The third is that the EU and its member states must mobilise all its diplomatic weight to secure an end to the conflicts in the Middle- East.

This will not only require a renewed focus on conflict resolution but a more fundamental change in how the European Union related to the Middle East.

There have been 14 different US-EU military interventions into Muslim countries since 1980. Are we really that surprised that the resource rich region is now ravaged by so much instability and conflict?

The West, from Afghanistan in 1980 to Iraq in 2001, has played a central role not only in the creation of Islamic State but in the ongoing instability across the region within which IS now thrive.

Failure to address this will simply serve to perpetuate instability, war and population displacement.

In short the Irish government must take more refugees, treat them better and put greater effort into addressing the real causes of the crisis.

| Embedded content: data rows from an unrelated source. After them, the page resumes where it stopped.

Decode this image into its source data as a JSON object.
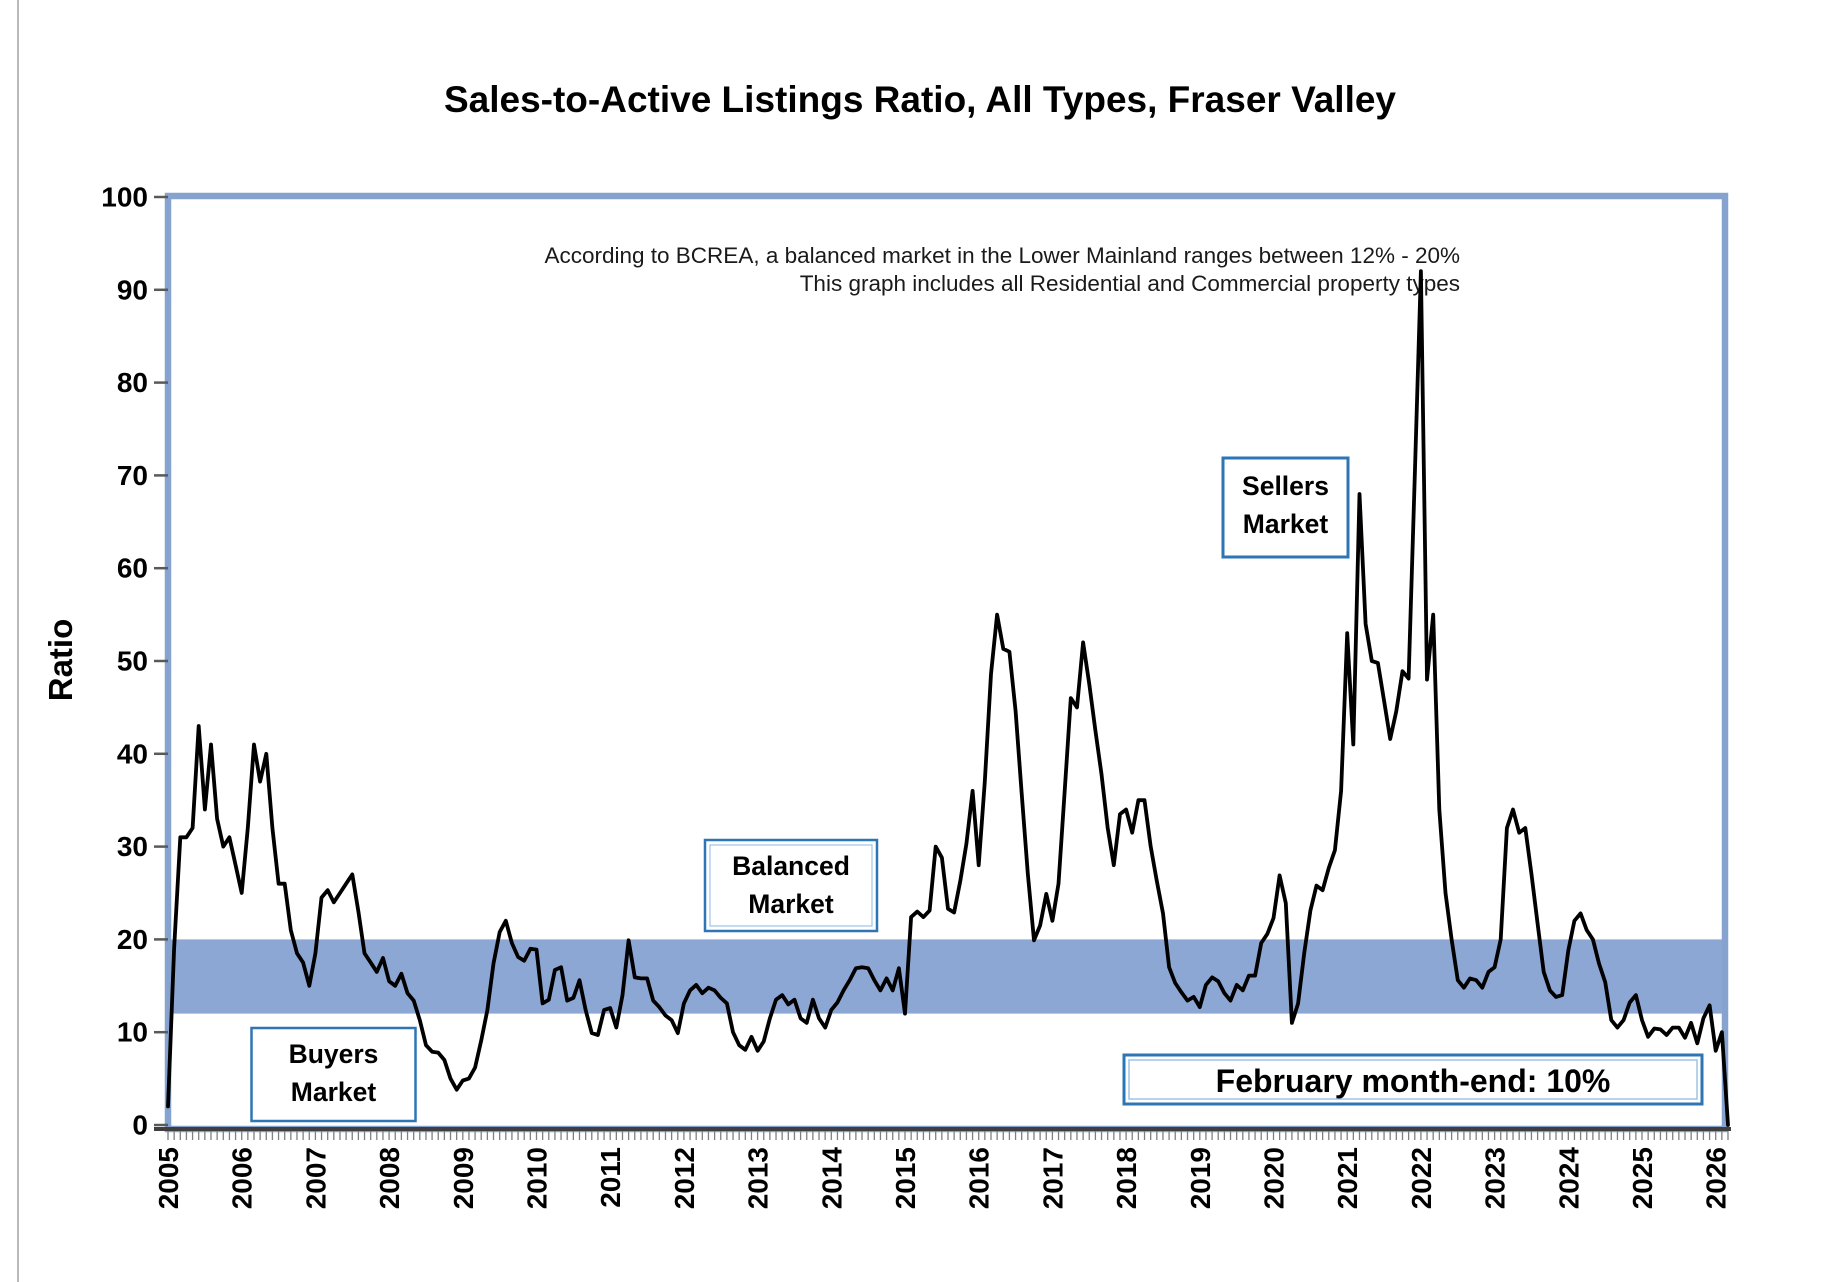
{
  "title": "Sales-to-Active Listings Ratio, All Types, Fraser Valley",
  "annotation": {
    "line1": "According to BCREA, a balanced market in the Lower Mainland ranges between 12% - 20%",
    "line2": "This graph includes all Residential and Commercial property types"
  },
  "y_axis": {
    "label": "Ratio",
    "ticks": [
      0,
      10,
      20,
      30,
      40,
      50,
      60,
      70,
      80,
      90,
      100
    ]
  },
  "x_axis": {
    "years": [
      2005,
      2006,
      2007,
      2008,
      2009,
      2010,
      2011,
      2012,
      2013,
      2014,
      2015,
      2016,
      2017,
      2018,
      2019,
      2020,
      2021,
      2022,
      2023,
      2024,
      2025,
      2026
    ]
  },
  "band": {
    "label": "balanced-market-band",
    "from": 12,
    "to": 20,
    "color": "#8DA7D4"
  },
  "boxes": {
    "buyers": {
      "line1": "Buyers",
      "line2": "Market"
    },
    "balanced": {
      "line1": "Balanced",
      "line2": "Market"
    },
    "sellers": {
      "line1": "Sellers",
      "line2": "Market"
    },
    "callout": {
      "text": "February month-end: 10%"
    }
  },
  "colors": {
    "frame_blue": "#85A3CE",
    "box_border_blue": "#2E75B6",
    "box_inner_blue": "#9DC3E6",
    "series_line": "#000000",
    "axis_dark": "#3F3F3F",
    "tick_gray": "#808080",
    "band_blue": "#8DA7D4"
  },
  "chart_data": {
    "type": "line",
    "title": "Sales-to-Active Listings Ratio, All Types, Fraser Valley",
    "xlabel": "",
    "ylabel": "Ratio",
    "unit": "%",
    "ylim": [
      0,
      100
    ],
    "x_range": [
      "2005-01",
      "2026-02"
    ],
    "grid": false,
    "legend_position": "none",
    "balanced_band": [
      12,
      20
    ],
    "final_value_label": "February month-end: 10%",
    "final_drop_to_zero": true,
    "series": [
      {
        "name": "Sales-to-Active Listings Ratio (monthly)",
        "years": [
          {
            "year": 2005,
            "values": [
              2,
              19,
              31,
              31,
              32,
              43,
              34,
              41,
              33,
              30,
              31,
              28
            ]
          },
          {
            "year": 2006,
            "values": [
              25,
              32,
              41,
              37,
              40,
              32,
              26,
              26,
              21,
              18.5,
              17.5,
              15
            ]
          },
          {
            "year": 2007,
            "values": [
              18.5,
              24.5,
              25.3,
              24,
              25,
              26,
              27,
              23,
              18.5,
              17.5,
              16.5,
              18
            ]
          },
          {
            "year": 2008,
            "values": [
              15.5,
              15,
              16.3,
              14.2,
              13.4,
              11.3,
              8.6,
              7.9,
              7.8,
              7,
              5,
              3.8
            ]
          },
          {
            "year": 2009,
            "values": [
              4.8,
              5,
              6.2,
              9.1,
              12.4,
              17.4,
              20.8,
              22,
              19.6,
              18.1,
              17.7,
              19
            ]
          },
          {
            "year": 2010,
            "values": [
              18.9,
              13.1,
              13.5,
              16.7,
              17,
              13.4,
              13.7,
              15.6,
              12.4,
              9.9,
              9.7,
              12.4
            ]
          },
          {
            "year": 2011,
            "values": [
              12.6,
              10.5,
              14,
              19.9,
              15.9,
              15.8,
              15.8,
              13.4,
              12.7,
              11.8,
              11.3,
              9.9
            ]
          },
          {
            "year": 2012,
            "values": [
              13.1,
              14.5,
              15.1,
              14.2,
              14.8,
              14.5,
              13.7,
              13.1,
              10,
              8.6,
              8.1,
              9.5
            ]
          },
          {
            "year": 2013,
            "values": [
              8,
              9,
              11.5,
              13.5,
              14,
              13,
              13.5,
              11.5,
              11,
              13.5,
              11.5,
              10.5
            ]
          },
          {
            "year": 2014,
            "values": [
              12.4,
              13.2,
              14.5,
              15.6,
              16.9,
              17,
              16.9,
              15.6,
              14.5,
              15.8,
              14.5,
              16.9
            ]
          },
          {
            "year": 2015,
            "values": [
              12,
              22.4,
              23,
              22.4,
              23.1,
              30,
              28.8,
              23.3,
              22.9,
              26.3,
              30.3,
              36
            ]
          },
          {
            "year": 2016,
            "values": [
              28,
              37,
              48.6,
              55,
              51.3,
              51,
              44.6,
              35.7,
              27.1,
              19.9,
              21.5,
              24.9
            ]
          },
          {
            "year": 2017,
            "values": [
              22,
              26,
              36,
              46,
              45,
              52,
              47.5,
              42.5,
              37.8,
              32,
              28,
              33.5
            ]
          },
          {
            "year": 2018,
            "values": [
              34,
              31.5,
              35,
              35,
              30,
              26.3,
              22.8,
              17,
              15.3,
              14.3,
              13.4,
              13.8
            ]
          },
          {
            "year": 2019,
            "values": [
              12.7,
              15.1,
              15.9,
              15.5,
              14.2,
              13.4,
              15.1,
              14.5,
              16.1,
              16.1,
              19.6,
              20.6
            ]
          },
          {
            "year": 2020,
            "values": [
              22.3,
              26.9,
              23.9,
              11,
              13.1,
              18.5,
              23.1,
              25.8,
              25.3,
              27.7,
              29.6,
              36
            ]
          },
          {
            "year": 2021,
            "values": [
              53,
              41,
              68,
              54,
              50,
              49.8,
              45.7,
              41.6,
              44.6,
              48.9,
              48.1,
              70
            ]
          },
          {
            "year": 2022,
            "values": [
              92,
              48,
              55,
              34,
              25,
              20,
              15.6,
              14.8,
              15.8,
              15.6,
              14.8,
              16.5
            ]
          },
          {
            "year": 2023,
            "values": [
              17,
              20,
              32,
              34,
              31.5,
              32,
              27,
              21.7,
              16.5,
              14.5,
              13.8,
              14
            ]
          },
          {
            "year": 2024,
            "values": [
              18.8,
              22,
              22.8,
              21,
              20,
              17.4,
              15.4,
              11.3,
              10.5,
              11.3,
              13.2,
              14
            ]
          },
          {
            "year": 2025,
            "values": [
              11.3,
              9.5,
              10.4,
              10.3,
              9.7,
              10.5,
              10.5,
              9.4,
              11,
              8.8,
              11.5,
              12.9
            ]
          },
          {
            "year": 2026,
            "values": [
              8,
              10
            ]
          }
        ]
      }
    ]
  }
}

There are people who will be conflicted by any decision to take a greater share of the refuge population. Their empathy for those from other countries will be tempered by the fact that their own family members are languishing on dole queues, council housing waiting lists and hospital trollies.

Their concerns are genuine and must not be dismissed as xenophobia. The desire to look after our own family and friends is instinctive.

But we must not let these concerns blind us to the desperate situation of the men, women and children fleeing death, torture and rape in Syria and elsewhere.

There is enough wealth in this country to meet the needs of all of us living here and those from beyond our shores who so urgently need our generosity.

The failure of government to adequately meet the needs of our own population must not be used as a reason to turn our backs on others.

We can, and we must, house our homeless, treat our sick, get our young people back to work and find space for those who otherwise would end up just like three year old Syrian national Aylan Kurdi face down, dead, washed up on the shores of Europe like a piece of debris.